This Canadian Yiddish Festival Tackles an Important Bagel Debate

The longstanding debate about New York vs. Montreal bagels continues.

Chewy with a bit of snap and a dusting of poppy seeds sprinkled on top. Or, a more pastry-like dough, boiled in water sweetened with a touch of honey, with poppy or sesame seeds pressed into the dough and a bit of char on the outside from a wood fire bake. It’s the dividing line for bagel mavens between those who are partial to the quintessential New York bagel versus its smaller, north-of-the-border relative from Montreal.

The two sides came face to face last week in the Laurentian mountains of Quebec for a little (friendly) competition between two Jewish food experts who know from bagels. Representing New York: Leah Koenig, an acclaimed and widely published writer, author of The Little Book of Jewish Appetizers and Modern Jewish Cooking.

The hometown advantage went to Kat Romanow of Montreal, a Jewish food historian and the Director of Food Programming at the Museum of Jewish Montreal, where she created Fletchers, the museum’s cafe.

The scene was KlezKanada, a week-long retreat which attracts hundreds of participants who immerse themselves in Klezmer music-making, Yiddish culture, and the camaraderie of an intergenerational crowd that includes families with kids from North America and across the globe. There are Orthodox and egalitarian services and many of the participants are not Jewish, but fans and students of Klezmer music.

Founded in 1996, KlezKanada, held at the lakeside Camp B’nai Brith in Lantier, Quebec, offers an array of workshops that are an embarrassment of riches that includes music instruction, Yiddish song, workshops on Jewish history, and Yiddish language classes led by scholars and experts who are top in their fields. The music faculty and performers are a “Who’s Who” of the Klezmer music scene.

Koenig’s first exposure to KlezKanada was a decade ago, when she tagged along with her then boyfriend, Yoshie Fruchter, a jazz guitarist. The romance took — between her and Fruchter — and she also fell in love with KlezKanada, where they have returned together many years since. A week ago, as I spoke to Koenig via phone, the now married couple were on their way to the retreat with their 4-year-old son. Fruchter, once a student at KlezKanada, is now on the music faculty.

Photo credit Avis Moore

About five years ago, Koenig proposed a cooking class to appeal to the KlezKanada participants who are not musicians. With the camp’s kitchen already a beehive of activity, they made do with a found kitchen space in a cabin at the back of the property. “It was rustic,” Koenig said with a laugh. A few years later, Kat Romanow began leading food sessions.

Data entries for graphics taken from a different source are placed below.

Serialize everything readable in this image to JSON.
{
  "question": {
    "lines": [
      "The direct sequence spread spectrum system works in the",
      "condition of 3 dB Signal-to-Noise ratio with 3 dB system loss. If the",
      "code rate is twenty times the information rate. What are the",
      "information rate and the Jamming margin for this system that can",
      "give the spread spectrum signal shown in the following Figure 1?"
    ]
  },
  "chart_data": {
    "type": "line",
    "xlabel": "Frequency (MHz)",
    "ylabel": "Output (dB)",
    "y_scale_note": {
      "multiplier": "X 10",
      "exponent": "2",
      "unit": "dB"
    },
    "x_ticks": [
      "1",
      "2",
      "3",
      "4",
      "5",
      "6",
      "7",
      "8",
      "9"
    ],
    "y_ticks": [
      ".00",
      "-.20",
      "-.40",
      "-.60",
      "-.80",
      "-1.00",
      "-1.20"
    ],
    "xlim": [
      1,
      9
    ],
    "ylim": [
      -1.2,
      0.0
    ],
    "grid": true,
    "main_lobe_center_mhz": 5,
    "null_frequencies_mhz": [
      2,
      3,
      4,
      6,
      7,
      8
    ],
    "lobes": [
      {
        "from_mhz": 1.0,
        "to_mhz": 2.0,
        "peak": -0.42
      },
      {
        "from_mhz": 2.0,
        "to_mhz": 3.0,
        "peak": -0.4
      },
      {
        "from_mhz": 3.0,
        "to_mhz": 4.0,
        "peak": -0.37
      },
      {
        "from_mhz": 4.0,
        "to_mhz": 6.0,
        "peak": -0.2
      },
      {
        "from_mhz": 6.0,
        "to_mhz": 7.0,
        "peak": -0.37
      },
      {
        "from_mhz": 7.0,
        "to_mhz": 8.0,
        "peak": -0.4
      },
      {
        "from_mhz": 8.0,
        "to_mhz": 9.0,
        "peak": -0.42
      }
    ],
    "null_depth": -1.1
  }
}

This year, for the first time, Koenig and Romanow, who worked together in a program in Montreal, were enthusiastic about teaching in a new dedicated kitchen space to accommodate the growing number of participants for the popular KlezKooking workshops. Mid-week, there was a panel, “What Makes Food Jewish Anyway?” with Koenig, Romanow, and Michael Wex, Yiddishist and scholar and author of the bestselling Born to Kvetch and Rhapsody in Schmaltz, a delicious read about the world of Ashkenazi food.

Back to those bagels: Wednesday afternoon’s schedule included the Bagel Showdown, a lighthearted competition between the New York and Montreal varieties. Koenig shared, “They are really apples and oranges. Both may be round pastries with holes, but they are more like cousins, related, but different,” she acknowledged.

Heading into the workshop, Romanow said she felt the pressure of her city’s reputation. Bagels started out as a distinctly Jewish food, but they have become a beloved Montreal staple, with competing bakeries vying for the city’s customers.

New York-style bagels on the left, Montreal on the right.

At the workshop Wednesday, the group of 25 people was divided in half, and “everyone had a go at rolling and forming the bagels, boiling them (in salted water for NYC and honey water for Montreal), and sprinkling or pressing them into sesame and poppy seeds.”

The room may have started out decidedly stacked in Team Montreal’s favor, but many among the KlezKooking bakers loved the NYC bagels, Romanow wrote in an email. “They were handmade and superior to anything you can get in the city,” Romanow added.

In the end, there was no actual vote. “Both bagels turned out delicious,” Koenig shared.

And from Romanow: “All in all, I’d say it was a tie.”